On voit que ces deux formes d’impulsivité se distinguent en raison de l’importance relative de la causalité passée et présente qui les détermine : quand la nature de la réaction révèle l’impor­tance prédominante du passé de sorte que le présent n’intervient plus guère que comme occasion, l’impulsivité est éruptive ; quand au contraire le mode de la réaction intéresse moins sa nature que son actualité même, l’impulsivité est réactive.

Cette distinction faite, c’est l’impulsivité réactive qui relève du caractère nerveux. C’est bien l’émotivité qui la grossit, mais en, tant que d’une part l’inactivité intervient pour livrer le sujet à son impulsion et que d’autre part la secondarité lui manque pour l’inhiber, il faut y voir la transition entre les effets de l’émotivité primaire et ceux de l’inactivité primaire. — Dans la vie du nerveux elle systématise deux sortes d’événements : c’est d’abord la suc­cession quotidienne d’actes et de paroles brusqués qui surviennent fâcheusement pour troubler une atmosphère familiale, compro­mettre la bonne tenue d’une réunion, interrompre la continuité d’une amitié. Quand elle est intentionnelle, que le sujet s’y plaît, elle devient la taquinerie. Au niveau où l’impulsivité est plus grave, c’est un acte irréfléchi, fait sans considération des consé­quences et que son auteur peut par entêtement s’obstiner à main­tenir. A cause de son défaut de coordination avec les autres actes du sujet, la considération de l’impulsivité réactive introduit direc­tement dans celle des contradictions de la conduite.

62. F) Contradictions de la pensée et de la vie. — Une vie tiraillée par des impulsions successives manifestant l’empire presque exclu­sif du présent ne peut être un modèle de cohérence : elle sacrifie l’éternité à l’actualité, la valeur de la systématisation à celle de la spontanéité. Il faut prendre les caractères tels qu’ils sont et ne leur demander que ce qu’ils peuvent donner. Si l’on attend d’un esprit qu’il soit du monde, comme l’a dit un poète à fonction p.173 primaire, « un écho sonore », qu’il résonne à tous les bruits de l’univers, il ne faut pas s’attendre à ce qu’il essaie de construire sa pensée d’une manière systématique, indépendamment du temps ou soumette sa conduite à une règle inflexible. Or si ce défaut est vrai de tout primaire, et davantage de tout émotif primaire, ce doit l’être au maximum, comme le prouvent les chiffres de l’en­quête statistique, du nerveux. Ici se présente, une fois de plus, une des vérifications qui prouvent l’objectivité de ces considéra­tions, c’est que les hommes dont la formule est totalement opposée à celle des nerveux, à savoir les nEAS, les flegmatiques, sont justement ceux que les observateurs s’accordent à désigner comme les hommes dont la pensée et la conduite sont le plus cohérentes. Après l’avoir indiqué en gros, nous allons le constater dans le détail.

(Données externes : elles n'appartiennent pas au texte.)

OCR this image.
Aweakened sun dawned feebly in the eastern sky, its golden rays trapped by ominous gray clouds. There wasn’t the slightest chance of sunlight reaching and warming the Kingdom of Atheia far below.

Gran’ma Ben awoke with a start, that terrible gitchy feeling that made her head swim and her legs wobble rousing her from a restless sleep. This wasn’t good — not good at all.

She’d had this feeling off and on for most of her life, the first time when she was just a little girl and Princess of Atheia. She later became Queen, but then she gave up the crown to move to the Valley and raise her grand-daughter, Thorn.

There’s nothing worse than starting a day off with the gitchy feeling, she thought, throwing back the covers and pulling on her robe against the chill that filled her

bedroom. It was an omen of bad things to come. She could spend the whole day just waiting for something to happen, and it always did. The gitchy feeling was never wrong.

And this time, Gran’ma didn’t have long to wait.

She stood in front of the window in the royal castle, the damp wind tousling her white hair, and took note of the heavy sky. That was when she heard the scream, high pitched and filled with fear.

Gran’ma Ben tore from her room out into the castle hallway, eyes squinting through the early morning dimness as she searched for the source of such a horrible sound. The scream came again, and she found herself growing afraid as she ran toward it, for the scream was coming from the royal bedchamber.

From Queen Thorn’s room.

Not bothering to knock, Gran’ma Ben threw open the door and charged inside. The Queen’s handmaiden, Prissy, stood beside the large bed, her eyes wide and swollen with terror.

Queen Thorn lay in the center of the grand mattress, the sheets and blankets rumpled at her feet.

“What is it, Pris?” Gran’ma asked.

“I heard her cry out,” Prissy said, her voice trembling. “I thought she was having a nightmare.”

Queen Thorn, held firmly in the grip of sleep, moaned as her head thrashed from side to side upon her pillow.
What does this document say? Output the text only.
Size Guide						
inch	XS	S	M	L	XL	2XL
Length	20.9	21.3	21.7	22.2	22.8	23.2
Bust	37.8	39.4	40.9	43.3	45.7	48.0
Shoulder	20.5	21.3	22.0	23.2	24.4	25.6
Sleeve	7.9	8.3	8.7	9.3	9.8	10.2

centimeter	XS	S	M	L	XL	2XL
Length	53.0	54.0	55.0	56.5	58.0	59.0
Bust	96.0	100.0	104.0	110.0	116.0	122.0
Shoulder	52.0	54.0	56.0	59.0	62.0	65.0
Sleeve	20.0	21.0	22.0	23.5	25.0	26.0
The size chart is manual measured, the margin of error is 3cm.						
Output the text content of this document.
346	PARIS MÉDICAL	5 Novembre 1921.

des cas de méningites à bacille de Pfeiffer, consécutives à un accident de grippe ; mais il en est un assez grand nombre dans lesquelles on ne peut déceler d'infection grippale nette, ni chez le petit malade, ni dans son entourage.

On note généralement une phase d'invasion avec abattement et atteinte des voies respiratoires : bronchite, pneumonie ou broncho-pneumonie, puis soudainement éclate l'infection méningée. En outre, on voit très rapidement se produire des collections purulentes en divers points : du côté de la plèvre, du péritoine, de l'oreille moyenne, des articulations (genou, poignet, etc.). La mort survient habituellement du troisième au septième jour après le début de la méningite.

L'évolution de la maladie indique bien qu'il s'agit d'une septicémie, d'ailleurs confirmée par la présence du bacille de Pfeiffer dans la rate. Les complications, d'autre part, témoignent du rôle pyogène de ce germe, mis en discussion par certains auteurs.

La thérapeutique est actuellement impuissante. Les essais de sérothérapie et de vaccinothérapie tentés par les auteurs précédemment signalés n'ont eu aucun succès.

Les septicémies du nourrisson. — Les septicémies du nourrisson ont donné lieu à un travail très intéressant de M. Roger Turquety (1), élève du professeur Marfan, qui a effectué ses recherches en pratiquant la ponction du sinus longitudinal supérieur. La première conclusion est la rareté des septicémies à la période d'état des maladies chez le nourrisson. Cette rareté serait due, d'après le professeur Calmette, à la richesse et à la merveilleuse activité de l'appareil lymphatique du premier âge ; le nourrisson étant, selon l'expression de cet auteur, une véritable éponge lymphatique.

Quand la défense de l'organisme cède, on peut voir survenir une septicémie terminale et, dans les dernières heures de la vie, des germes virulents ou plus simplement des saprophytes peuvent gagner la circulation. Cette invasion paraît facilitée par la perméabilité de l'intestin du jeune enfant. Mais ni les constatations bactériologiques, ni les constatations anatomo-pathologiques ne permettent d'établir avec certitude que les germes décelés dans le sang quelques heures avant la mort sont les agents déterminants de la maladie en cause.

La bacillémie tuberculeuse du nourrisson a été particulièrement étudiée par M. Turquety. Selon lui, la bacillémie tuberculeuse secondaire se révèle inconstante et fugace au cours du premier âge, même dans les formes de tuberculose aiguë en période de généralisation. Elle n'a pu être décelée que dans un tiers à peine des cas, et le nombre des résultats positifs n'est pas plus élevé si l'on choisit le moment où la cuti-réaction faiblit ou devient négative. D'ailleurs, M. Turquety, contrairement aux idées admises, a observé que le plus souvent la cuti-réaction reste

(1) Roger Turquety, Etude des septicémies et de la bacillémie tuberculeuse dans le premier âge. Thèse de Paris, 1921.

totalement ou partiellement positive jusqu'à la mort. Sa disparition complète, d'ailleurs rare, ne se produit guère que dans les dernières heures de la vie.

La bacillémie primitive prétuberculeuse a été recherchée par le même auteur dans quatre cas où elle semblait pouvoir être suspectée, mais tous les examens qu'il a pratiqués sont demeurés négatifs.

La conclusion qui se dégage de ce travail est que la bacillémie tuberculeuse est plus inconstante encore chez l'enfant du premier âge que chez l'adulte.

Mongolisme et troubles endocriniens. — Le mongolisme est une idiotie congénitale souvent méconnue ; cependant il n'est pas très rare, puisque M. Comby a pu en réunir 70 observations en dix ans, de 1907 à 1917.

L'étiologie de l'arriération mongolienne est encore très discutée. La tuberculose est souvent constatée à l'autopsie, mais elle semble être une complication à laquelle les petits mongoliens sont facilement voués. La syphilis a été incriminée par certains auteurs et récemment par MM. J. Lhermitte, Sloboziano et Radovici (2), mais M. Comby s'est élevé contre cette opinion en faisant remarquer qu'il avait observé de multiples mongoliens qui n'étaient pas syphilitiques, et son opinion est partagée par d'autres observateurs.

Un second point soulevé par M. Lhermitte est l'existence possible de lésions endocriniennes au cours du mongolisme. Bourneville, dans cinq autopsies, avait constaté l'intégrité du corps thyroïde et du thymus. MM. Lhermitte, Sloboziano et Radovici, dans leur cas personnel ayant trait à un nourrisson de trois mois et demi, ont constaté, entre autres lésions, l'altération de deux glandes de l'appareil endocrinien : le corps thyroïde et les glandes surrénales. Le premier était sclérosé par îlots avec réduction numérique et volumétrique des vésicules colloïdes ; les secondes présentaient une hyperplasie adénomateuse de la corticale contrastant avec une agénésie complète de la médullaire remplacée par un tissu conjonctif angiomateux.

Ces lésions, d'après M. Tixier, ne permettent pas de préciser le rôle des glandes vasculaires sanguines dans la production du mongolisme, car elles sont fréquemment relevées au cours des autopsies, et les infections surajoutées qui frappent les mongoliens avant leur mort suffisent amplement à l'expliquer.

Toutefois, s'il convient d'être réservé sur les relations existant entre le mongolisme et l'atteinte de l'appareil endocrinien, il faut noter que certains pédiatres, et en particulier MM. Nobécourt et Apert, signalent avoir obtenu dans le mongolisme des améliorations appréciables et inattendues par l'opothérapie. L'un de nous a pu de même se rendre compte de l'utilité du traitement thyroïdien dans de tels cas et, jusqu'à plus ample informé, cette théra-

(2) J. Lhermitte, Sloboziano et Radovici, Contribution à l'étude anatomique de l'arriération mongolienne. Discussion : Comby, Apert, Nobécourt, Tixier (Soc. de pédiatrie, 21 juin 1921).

63. G) La véracité. — De ces constatations particulières la première à faire est celle qui concerne la véracité. L’homme en effet qui est soucieux, par la simple vertu de son caractère, d’accor­der ce qu’il voit, ce qu’il dit et ce qu’il fait l’est d’abord d’éviter le mensonge. C’est ce qui arrive au flegmatique puisque 85 % des flegmatiques sont recensés comme véraces. Il est conforme à la logique de la caractérologie que les nerveux dont la formule est complètement opposée à la leur, comme il vient d’être rappelé en général, constituent la classe dans laquelle se trouve la plus grande proportion de gens ou peu véraces ou ordinairement men­teurs ; le nombre des nerveux recensés comme « complètement dignes de foi » tombe en effet à 32 % ce qui est le minimum. Que l’on pense parmi les flegmatiques à Kant ou à Franklin, parmi les nerveux à Baudelaire ou au plagiaire Stendhal ! On ne doutera pas qu’on ne doive accorder plus de créance aux premiers qu’aux seconds. Chez les flegmatiques, comme nous le verrons, par le double effet de l’activité et de la secondarité comme par la baisse de l’émotivité, l’objectivité tend à régner en maîtresse. Par le jeu des propriétés opposées elle doit avoir la puissance minimale chez les nerveux.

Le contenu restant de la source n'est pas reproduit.